The Education Department’s student-loan office is moving in the opposite direction of last year’s large job cuts, even as officials describe a broader effort to reorganize federal education responsibilities.

The Office of Federal Student Aid, or FSA, has been adding new employees following a reduction in force that eliminated roughly half of the department’s staff, according to internal documents NPR obtained. Those documents indicate the hiring is not limited to a small number of vacancies, but instead reflects a scale-up tied to administering the student loan system that reaches millions of borrowers. FSA is the unit that manages federal student aid communications, repayment options and the Free Application for Federal Student Aid process.

In an April internal all-staff meeting, the documents NPR reviewed say FSA told employees it had 731 full-time equivalent staff, about half the staffing level it had before the current administration’s changes. The materials also said FSA needed to hire an additional 334 full-time equivalent positions to meet its targets, while adding that it had already hired 52 new workers since September.
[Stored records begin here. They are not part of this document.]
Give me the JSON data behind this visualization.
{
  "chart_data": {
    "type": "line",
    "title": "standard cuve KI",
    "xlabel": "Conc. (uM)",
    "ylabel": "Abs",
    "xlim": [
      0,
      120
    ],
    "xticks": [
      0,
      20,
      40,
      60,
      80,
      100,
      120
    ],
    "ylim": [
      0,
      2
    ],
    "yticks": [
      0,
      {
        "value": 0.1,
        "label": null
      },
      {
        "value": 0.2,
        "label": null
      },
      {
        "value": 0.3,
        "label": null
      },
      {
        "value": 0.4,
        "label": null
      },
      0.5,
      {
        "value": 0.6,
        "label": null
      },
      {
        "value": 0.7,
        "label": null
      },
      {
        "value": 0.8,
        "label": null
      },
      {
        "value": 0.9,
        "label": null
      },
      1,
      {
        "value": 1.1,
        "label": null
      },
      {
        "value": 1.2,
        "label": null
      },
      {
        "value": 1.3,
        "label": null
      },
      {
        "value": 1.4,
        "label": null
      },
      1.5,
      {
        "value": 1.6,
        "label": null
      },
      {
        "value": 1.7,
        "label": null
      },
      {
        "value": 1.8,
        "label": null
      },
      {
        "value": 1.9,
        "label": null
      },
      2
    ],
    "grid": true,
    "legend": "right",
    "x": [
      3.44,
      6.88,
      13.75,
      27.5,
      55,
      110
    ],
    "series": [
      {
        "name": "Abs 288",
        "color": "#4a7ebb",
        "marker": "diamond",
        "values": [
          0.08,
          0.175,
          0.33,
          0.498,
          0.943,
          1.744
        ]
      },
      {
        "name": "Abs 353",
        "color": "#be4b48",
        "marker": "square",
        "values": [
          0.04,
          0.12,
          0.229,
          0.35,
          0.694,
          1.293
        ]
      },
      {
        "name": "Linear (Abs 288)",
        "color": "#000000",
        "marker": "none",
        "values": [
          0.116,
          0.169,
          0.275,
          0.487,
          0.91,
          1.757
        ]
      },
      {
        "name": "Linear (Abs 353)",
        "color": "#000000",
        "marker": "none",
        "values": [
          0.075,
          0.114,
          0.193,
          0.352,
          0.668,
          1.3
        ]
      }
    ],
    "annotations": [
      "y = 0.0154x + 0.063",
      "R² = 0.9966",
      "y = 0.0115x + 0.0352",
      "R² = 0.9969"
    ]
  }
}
Rachel Gittleman, a former FSA staffer and now president of AFGE Local 252, which represents department employees, said the hiring reflects the continued need for the jobs. “What these job postings confirm is what we’ve known all along: Our jobs matter,” Gittleman said. “And [our jobs] are needed in order for our federal student loan system to function adequately for borrowers.”

Education Department press secretary for higher education Ellen Keast, asked to address how the hiring fits with last year’s firings, said the department’s approach does not mean programs will stop. Keast responded: “Returning education to the states and breaking up the federal education bureaucracy does not mean that critical programs won’t continue.”

Keast said none of the new FSA hires are former employees returning to positions they previously held. But Gittleman said the job openings resemble work that had already been terminated. She said “All of the jobs that we have seen postings for since September of last year can be traced to a job that was terminated or, in a certain few scenarios, a job that was subject to a deferred resignation or retirement program.”

NPR reported that the Office of Federal Student Aid’s hiring comes as the department advances interagency agreements meant to offload education responsibilities. The report said Education Secretary Linda McMahon has promoted 10 such interagency agreements, including efforts aimed at moving some student-aid work to the Treasury Department. In a March letter explaining the need for the partnerships, McMahon wrote that “For too long, Americans have shouldered the consequences of poor leadership and persistent mismanagement of our federal student aid portfolio. Today’s actions reclaim integrity and accountability for you, the American people.”

However, Keast said the Treasury agreement is not intended to remove FSA’s role in delivering programs. In her statement to NPR, Keast said FSA would continue “managing and improving delivery of these programs.” The department’s internal hiring plans also appear at odds with the idea that student-aid responsibilities would be transferred away from Education Department staff.

The report also described confusion at congressional hearings about who will be performing the work. In a recent Senate hearing, McMahon told lawmakers that, in the case of an agreement with the Labor Department, “it is the same people from the Department of Education that are at the Department of Labor. … It’s dealing with the same people that you’ve known at the Department of Education that are located somewhere else.” Sen. Tammy Baldwin said she was “incredulous” by what she viewed as sending Education Department employees to administer similar programs from other agencies.

NPR also spoke with another former FSA staffer who said they were laid off last year and did not want to be identified because they are applying for one of the new jobs. The former employee said they want to work again. “We just want our jobs. We took an oath to serve the public, and that’s what we want to do.”

The former employee said the current hiring process differs from last year’s layoffs-era experience, including questions about applicants’ commitment to the Constitution and improving government efficiency. They said one question has already led to a lawsuit, asking: “How would you help advance the President’s Executive Orders and policy priorities in this role?” The former staffer said, “I feel as though they want you to show loyalty to this administration.”

While the documents indicate FSA is expanding staffing levels, the report said it remains unclear what recruiting, hiring and training those employees will cost. It also pointed to other work that was slowed after prior cuts, including an investigation by the nonpartisan U.S. Government Accountability Office that found FSA stopped reviewing the accuracy of loan servicers’ records and recordings of borrower calls before the reduction in force. The report also cited GAO investigations involving other parts of the department, including the Office for Civil Rights, where cuts were described as stalling civil-rights complaint processing before being reversed.

The episode underscores a central tension in federal operations: while officials describe broad structural changes meant to redistribute responsibilities, FSA’s internal plans show continued reliance on the same administrative workforce to keep the student-loan system functioning.